Bien sûr, le gouvernement israélien ne peut pas laisser des dizaines de protestataires en colère forcer la barrière de sécurité et se propager dans les kibboutz et villages israéliens de la région, reconnaît Peter Beinart, professeur de sciences politiques à l’Université City de New York.

« Mais en se contentant de tirer sur les manifestants, Israël occulte la question de fond : qu’a donc fait le gouvernement israélien pour répondre aux griefs qui ont nourri les manifestations ? » écrit Peter Beinart dans le magazine Forward.

Et ces griefs vont bien au-delà de la seule mémoire d’une perte historique, selon lui. Car après trois guerres et des années de blocus israélien, les conditions dans la bande de Gaza sont devenues quasiment invivables.

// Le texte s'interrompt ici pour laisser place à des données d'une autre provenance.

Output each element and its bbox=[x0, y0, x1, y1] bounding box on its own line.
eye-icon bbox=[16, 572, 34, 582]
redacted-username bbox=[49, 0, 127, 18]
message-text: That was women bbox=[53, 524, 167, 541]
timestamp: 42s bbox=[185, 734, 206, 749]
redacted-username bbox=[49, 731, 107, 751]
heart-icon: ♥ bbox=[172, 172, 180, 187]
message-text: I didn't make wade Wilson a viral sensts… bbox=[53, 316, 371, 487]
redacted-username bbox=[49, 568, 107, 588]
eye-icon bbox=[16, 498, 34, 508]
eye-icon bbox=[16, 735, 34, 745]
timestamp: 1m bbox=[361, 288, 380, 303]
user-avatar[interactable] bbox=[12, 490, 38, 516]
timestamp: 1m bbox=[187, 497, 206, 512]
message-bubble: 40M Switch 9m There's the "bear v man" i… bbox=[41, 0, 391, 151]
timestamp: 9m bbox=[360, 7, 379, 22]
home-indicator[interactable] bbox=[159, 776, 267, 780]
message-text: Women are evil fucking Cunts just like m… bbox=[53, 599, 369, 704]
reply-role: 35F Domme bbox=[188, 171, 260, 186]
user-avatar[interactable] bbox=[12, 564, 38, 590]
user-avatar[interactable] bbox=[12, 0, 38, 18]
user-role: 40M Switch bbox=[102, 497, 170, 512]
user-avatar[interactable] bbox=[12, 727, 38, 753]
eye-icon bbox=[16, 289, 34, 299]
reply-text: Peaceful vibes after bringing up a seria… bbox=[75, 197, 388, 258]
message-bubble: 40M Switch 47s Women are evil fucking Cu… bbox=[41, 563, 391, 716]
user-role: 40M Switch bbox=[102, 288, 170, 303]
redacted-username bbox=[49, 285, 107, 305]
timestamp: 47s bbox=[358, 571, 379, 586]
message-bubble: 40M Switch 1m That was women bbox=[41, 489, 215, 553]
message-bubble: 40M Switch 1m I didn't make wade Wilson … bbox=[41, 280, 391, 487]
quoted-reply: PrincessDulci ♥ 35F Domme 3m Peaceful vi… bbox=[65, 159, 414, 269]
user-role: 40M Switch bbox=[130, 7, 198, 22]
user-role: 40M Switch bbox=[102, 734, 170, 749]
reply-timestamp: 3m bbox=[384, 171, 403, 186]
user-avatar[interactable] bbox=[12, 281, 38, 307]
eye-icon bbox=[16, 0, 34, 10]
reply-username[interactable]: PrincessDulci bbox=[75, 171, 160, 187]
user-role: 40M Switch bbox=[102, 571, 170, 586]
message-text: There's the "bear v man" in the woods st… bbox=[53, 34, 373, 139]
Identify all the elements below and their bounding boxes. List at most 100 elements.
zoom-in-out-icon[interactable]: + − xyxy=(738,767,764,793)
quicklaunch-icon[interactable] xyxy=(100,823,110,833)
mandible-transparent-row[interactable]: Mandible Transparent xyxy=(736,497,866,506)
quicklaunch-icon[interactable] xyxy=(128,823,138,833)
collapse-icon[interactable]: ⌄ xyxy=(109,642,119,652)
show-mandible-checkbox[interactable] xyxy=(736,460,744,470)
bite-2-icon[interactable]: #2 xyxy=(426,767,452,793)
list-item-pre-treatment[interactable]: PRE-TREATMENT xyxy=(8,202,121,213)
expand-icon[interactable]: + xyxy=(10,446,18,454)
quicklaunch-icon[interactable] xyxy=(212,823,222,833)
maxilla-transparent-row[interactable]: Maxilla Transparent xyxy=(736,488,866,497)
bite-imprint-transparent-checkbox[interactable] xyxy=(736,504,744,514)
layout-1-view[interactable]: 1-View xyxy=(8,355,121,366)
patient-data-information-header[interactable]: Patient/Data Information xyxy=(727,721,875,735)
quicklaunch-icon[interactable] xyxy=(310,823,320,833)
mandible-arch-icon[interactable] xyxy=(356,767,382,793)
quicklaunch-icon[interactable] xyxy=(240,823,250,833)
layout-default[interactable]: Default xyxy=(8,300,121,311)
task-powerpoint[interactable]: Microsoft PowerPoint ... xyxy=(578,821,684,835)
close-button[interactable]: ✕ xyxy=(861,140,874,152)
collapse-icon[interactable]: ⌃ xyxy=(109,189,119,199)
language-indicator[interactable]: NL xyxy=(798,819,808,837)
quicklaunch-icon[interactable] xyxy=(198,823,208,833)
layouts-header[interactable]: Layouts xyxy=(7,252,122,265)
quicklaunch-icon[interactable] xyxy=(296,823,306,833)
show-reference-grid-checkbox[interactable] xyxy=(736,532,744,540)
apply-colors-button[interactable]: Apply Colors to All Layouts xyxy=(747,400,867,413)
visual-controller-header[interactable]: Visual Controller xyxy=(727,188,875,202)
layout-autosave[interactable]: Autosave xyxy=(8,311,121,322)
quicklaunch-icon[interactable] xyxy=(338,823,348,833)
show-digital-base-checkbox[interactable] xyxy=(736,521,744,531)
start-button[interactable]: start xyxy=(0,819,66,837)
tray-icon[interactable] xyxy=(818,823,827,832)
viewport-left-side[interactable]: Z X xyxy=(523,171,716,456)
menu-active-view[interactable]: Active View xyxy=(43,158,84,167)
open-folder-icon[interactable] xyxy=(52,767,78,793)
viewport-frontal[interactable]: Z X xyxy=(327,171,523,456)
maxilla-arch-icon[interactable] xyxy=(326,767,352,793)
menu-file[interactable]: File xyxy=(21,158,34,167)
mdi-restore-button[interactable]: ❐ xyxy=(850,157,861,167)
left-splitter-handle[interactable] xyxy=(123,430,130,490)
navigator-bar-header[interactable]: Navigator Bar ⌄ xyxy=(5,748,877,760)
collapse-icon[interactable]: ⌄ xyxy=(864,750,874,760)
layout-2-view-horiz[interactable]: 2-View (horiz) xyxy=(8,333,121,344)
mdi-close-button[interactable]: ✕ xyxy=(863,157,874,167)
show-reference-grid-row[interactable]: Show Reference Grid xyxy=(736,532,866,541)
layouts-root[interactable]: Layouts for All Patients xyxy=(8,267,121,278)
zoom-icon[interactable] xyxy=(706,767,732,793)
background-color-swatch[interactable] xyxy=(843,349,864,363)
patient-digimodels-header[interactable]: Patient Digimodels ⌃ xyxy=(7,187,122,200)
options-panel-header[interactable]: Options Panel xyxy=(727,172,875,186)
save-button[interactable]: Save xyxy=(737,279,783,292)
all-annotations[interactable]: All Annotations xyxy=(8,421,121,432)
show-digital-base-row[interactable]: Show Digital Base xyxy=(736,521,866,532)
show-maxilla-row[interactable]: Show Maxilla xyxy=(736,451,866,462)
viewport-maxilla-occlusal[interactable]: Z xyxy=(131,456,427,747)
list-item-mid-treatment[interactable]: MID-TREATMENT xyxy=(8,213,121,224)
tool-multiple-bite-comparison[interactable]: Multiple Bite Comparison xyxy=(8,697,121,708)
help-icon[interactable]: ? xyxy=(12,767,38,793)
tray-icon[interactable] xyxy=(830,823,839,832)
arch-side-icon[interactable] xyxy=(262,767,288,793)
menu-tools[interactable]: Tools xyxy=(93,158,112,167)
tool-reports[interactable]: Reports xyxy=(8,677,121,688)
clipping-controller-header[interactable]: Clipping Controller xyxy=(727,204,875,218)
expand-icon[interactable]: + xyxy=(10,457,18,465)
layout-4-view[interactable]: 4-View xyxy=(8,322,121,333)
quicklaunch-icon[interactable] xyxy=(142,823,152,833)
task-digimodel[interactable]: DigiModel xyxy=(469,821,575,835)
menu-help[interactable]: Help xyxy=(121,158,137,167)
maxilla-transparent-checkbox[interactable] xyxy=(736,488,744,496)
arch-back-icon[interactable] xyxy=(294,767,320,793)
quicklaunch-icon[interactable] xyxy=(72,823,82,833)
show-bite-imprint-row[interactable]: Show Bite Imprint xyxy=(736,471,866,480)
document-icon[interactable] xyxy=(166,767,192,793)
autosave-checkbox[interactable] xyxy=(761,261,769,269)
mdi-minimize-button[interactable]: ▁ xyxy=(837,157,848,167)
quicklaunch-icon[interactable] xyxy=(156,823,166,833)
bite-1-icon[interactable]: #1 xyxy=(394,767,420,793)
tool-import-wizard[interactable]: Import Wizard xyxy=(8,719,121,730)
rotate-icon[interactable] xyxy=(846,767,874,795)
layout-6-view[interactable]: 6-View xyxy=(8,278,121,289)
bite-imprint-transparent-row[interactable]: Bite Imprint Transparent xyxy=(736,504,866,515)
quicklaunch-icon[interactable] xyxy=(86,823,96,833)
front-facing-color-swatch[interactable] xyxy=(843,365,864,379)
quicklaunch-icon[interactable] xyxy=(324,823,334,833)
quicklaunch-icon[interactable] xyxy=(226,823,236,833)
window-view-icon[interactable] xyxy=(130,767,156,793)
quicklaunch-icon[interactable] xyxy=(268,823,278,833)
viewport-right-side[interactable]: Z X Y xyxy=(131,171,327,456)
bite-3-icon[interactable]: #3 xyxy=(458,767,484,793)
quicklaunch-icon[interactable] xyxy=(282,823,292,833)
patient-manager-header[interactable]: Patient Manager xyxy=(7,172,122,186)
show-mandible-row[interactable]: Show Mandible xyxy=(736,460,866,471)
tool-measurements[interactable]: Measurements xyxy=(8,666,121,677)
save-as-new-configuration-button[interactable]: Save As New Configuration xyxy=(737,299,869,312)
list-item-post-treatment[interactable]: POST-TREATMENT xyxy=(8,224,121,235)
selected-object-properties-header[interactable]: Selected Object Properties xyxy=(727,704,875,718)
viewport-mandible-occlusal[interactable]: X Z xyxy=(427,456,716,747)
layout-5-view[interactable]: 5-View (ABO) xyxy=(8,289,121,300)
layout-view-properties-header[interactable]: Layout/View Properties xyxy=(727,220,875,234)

Toutes les infrastructures de cette enclave de 2 millions de personnes sont défaillantes, qu’il s’agisse de réseaux de distribution d’eau, qui distribuent de l’eau contaminée, ou du réseau électrique, qui ne fonctionne que par intermittences. La moitié de la population de la bande de Gaza souffre d’insécurité alimentaire modérée ou grave.

Le Hamas, mouvement islamiste qui contrôle la bande de Gaza, l’Égypte qui refoule les Gazaouis à sa frontière, et même le Fatah, parti du président palestinien Mahmoud Abbas en conflit ouvert avec le Hamas, ont une part de responsabilité dans cette situation. Mais la plus grande part de responsabilité revient à Israël, qui contrôle les entrées et les sorties de personnes et de biens de et vers Gaza, tranche Peter Beinart.

Pourquoi donc des milliers de Gazaouis risquent-ils leur vie en participant à une « marche du retour » qu’ils savent vouée à l’échec et qui restera forcément symbolique ?

La demande de retour en territoire israélien est une « pure fantaisie », il s’agit plutôt d’un appel à venir à bout d’une situation qui perdure depuis des décennies, écrit l’écrivain gazaoui Muhammad Shehada dans le quotidien israélien Haaretz.

Un territoire « cliniquement mort »

Coincés dans leur prison à ciel ouvert, ignorés par les dirigeants de Ramallah et les autres leaders arabes, les habitants de la bande de Gaza « marchaient vers la frontière avec Israël pour hurler à la face du monde : nous existons ! » résume-t-il.

« Israël tient Gaza en état de blocus depuis plus de 10 ans, certains des jeunes qui participent au mouvement de protestation ne savent même pas ce que c’est que d’avoir l’eau courante », déplore Olfat al-Kurd, Palestinienne de 37 ans qui collabore avec B’tselem, et qui participe elle aussi aux manifestations depuis le 30 mars.

Dans un texte diffusé au cours des derniers jours, elle décrit les plages de Gaza devenues infréquentables à cause des déversements d’égouts, et un territoire qui est, selon elle, « cliniquement mort ».

Aux yeux de nombreux analystes israéliens, le Hamas instrumentalise cette misère et encourage les Gazaouis à risquer leur vie en s’approchant du territoire israélien. Le carnage d’hier, « c’est exactement ce que cherche le Hamas », souligne Yossi Alpher, ex-directeur du Centre Jaffee pour les études stratégiques. Il note aussi qu’aucune roquette n’a été lancée vers le territoire israélien depuis le 30 mars, preuve, selon lui, que le Hamas tient la bande de Gaza bien en main et ne se laisse pas dépasser par des groupuscules plus radicaux.

Mais Olfat al-Kurd voit les choses autrement. Pour elle, les manifestations sont aussi une façon, pour les habitants de la bande de Gaza, « de respirer, de rencontrer des gens et d’avoir le sentiment d’appartenir à quelque chose de plus grand [qu’eux] ».

« Nous venons manifester pacifiquement pour diffuser un message politique, mais les soldats nous tirent dessus quand même », écrit-elle.

À noter que les tensions entre l’armée israélienne et la bande de Gaza depuis le 30 mars n’ont fait aucune victime en Israël.